$6$ given points on a circle are joined by line segments of which no three are concurrent. Find number of triangles formed inside the circle.

Question

There are $6$ given points on a circle and each of the two points are connected by a line segment. Suppose that any three segments are not concurrent so that any three intersecting segments form a triangle inside the circle. Find the number of triangles formed inside the circle.

My Attempt

$\binom{6}{4}=15$ are the number of points of intersection inside the circle.

So the number of triangles formed inside the circle is the number of ways to choose three points out of $21$ points ($15$(inside the triangle) + the number of points on the circle($6$)).

The number of triangles=$\binom{15}{3}+\binom{15}{2}\times \binom{6}{1}+\binom{15}{1}\times \binom{6}{2}+\binom{6}{3}=\binom{21}{3}=1330$

But I can see that there are many instances of counting of triangles which do not exist. For e.g. a chord has a point of intersection on it. $\binom{21}{3}$ also counts the triangle formed by end-points of this chord and this point of intersection.

How should I avoid these cases.

Instead of choosing points if try to choose intersecting line segments how should I go about it.

The answer given is $111$.

Answer 1

let $N_3$ be the number of triangles that can be formed for which all 3 vertices are on the circle $$N_3 = \binom 63 = 20$$ let $N_2$ be the number of triangles that can be formed for which 2 out of 3 vertices are on the circle.

• all 15 interior points are each connected to 4 points on the circle, being part of $\binom 42 -2=4$ triangles $$N_2 = 15 \left (\binom 42 -2 \right )=60$$

let $N_1$ be the number of triangles that can be formed for which 1 out of 3 vertices are on the circle.

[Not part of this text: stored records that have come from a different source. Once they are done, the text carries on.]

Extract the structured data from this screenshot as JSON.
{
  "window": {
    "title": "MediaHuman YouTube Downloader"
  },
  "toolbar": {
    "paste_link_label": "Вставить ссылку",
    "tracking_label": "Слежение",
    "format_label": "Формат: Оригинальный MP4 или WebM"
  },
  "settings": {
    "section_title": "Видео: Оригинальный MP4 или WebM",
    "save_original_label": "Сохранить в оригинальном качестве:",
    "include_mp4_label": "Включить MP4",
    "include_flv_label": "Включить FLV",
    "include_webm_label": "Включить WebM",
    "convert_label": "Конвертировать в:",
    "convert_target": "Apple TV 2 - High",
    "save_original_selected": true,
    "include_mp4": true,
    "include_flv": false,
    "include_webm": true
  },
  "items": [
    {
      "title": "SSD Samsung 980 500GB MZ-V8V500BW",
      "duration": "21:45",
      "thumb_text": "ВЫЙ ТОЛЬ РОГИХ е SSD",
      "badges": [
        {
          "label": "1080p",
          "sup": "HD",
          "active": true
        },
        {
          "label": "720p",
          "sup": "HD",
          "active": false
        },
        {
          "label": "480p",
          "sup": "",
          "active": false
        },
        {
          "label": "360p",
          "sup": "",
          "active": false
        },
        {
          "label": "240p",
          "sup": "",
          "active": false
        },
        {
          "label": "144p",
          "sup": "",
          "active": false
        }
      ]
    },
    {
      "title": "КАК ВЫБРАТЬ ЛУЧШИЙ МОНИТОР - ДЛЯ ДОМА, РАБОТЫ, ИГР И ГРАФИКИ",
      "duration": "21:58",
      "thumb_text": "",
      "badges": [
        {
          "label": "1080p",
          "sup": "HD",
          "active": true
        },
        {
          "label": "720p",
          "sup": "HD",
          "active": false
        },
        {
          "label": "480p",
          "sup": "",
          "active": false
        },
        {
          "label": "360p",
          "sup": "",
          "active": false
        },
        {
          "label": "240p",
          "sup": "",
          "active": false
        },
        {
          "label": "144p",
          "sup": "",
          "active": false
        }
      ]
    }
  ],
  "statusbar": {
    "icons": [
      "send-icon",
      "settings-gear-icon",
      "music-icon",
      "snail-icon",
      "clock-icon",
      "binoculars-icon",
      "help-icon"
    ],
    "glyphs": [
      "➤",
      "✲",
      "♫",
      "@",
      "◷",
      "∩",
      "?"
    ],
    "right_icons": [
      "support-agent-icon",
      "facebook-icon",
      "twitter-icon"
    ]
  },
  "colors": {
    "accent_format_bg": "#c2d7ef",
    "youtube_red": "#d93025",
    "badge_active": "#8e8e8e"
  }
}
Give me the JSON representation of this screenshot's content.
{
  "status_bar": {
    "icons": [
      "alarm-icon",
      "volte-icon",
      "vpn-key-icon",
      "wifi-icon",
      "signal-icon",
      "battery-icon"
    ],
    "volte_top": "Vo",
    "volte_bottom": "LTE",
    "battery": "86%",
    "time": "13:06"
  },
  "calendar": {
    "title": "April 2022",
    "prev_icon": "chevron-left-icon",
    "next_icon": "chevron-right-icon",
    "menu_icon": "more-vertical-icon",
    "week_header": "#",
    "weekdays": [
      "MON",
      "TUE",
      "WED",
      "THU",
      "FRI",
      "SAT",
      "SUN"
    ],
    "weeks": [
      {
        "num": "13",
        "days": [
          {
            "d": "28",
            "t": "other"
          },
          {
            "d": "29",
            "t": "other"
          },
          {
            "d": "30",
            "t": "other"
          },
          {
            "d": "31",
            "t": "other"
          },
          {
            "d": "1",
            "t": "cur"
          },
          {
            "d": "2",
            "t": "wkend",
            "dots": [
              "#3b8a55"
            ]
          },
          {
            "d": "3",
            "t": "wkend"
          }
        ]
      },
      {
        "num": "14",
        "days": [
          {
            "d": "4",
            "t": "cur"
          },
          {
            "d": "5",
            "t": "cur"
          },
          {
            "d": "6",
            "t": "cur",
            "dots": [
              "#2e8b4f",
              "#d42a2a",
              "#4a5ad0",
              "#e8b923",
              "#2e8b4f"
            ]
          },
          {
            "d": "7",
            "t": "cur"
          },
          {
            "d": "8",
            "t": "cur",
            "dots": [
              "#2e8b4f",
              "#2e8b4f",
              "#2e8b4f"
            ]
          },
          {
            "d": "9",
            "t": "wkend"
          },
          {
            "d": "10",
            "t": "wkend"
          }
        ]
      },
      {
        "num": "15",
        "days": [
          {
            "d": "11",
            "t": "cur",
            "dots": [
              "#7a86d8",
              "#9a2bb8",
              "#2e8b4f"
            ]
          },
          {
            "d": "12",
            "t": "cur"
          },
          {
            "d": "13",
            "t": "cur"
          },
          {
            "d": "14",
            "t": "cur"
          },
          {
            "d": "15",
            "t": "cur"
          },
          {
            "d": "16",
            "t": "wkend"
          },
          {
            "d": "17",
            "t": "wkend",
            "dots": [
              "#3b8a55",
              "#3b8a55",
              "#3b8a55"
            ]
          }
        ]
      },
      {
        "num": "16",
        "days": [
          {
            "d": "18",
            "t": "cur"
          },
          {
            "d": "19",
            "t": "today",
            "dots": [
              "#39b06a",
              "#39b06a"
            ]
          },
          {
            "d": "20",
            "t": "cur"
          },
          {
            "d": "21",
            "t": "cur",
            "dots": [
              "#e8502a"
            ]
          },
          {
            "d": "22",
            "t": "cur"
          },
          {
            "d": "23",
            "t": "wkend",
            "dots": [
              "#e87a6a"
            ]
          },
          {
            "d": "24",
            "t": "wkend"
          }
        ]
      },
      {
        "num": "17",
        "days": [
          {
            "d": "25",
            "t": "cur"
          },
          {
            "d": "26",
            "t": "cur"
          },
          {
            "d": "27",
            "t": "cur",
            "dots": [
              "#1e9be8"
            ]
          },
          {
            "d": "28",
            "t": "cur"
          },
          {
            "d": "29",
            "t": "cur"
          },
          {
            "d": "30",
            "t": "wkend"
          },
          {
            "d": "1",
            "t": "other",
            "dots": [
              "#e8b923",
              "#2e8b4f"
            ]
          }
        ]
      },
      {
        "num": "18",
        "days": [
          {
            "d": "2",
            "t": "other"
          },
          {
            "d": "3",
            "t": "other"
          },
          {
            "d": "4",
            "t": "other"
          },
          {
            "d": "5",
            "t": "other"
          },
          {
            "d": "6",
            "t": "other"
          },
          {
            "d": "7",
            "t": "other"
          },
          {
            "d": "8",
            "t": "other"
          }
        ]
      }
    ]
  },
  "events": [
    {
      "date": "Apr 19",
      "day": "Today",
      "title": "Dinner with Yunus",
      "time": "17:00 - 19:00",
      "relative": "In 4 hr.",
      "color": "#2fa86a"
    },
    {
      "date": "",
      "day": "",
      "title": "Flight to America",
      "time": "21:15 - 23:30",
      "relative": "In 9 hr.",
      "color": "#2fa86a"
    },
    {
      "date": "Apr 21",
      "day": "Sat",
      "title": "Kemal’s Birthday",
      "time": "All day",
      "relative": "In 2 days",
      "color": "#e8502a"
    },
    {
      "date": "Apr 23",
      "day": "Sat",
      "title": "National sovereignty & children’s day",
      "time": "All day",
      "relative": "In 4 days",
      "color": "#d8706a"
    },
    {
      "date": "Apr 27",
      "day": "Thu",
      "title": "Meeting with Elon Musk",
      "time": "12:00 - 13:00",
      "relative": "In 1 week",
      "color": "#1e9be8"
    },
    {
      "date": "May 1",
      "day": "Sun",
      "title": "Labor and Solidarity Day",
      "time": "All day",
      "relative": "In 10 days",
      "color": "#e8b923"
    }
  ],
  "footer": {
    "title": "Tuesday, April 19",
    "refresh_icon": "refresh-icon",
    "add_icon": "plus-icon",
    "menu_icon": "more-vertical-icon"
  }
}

• all 6 points on the circle each have 3 interior lines emanating from them
• let the six points on the circle be $P_1 ... P_6$, numbered consecutively
• consider the point $P_1$...
  • the 3 internal lines will cross the line $P_2 \to P_6$ in 3 places, creating 3 triangles
  • the 3 internal lines will cross the line$P_3 \to P_6$ in 2 places, creating 1 triangle
  • the 3 internal lines will cross the line $P_2 \to P_5$ in 2 places, creating 1 triangle
  • the 3 internal lines will not cross any other lines more than once so no other triangles involving $P_1$ and 2 internal points can be formed.
• all 6 points will contribute the same number of triangles to $N_1$ as does $P_1$ $$N_1 = 6(3+1+1) = 30$$

let $N_0$ be the number of triangles for which all 3 vertices are internal points. There is only 1 of these, formed by the lines $(P_1 \to P_4) (P_2 \to P_5) (P_3 \to P_6)$

$$N_{TOT} = N_3 + N_2 + N_1 + N_0 = 20+60+30+1=111$$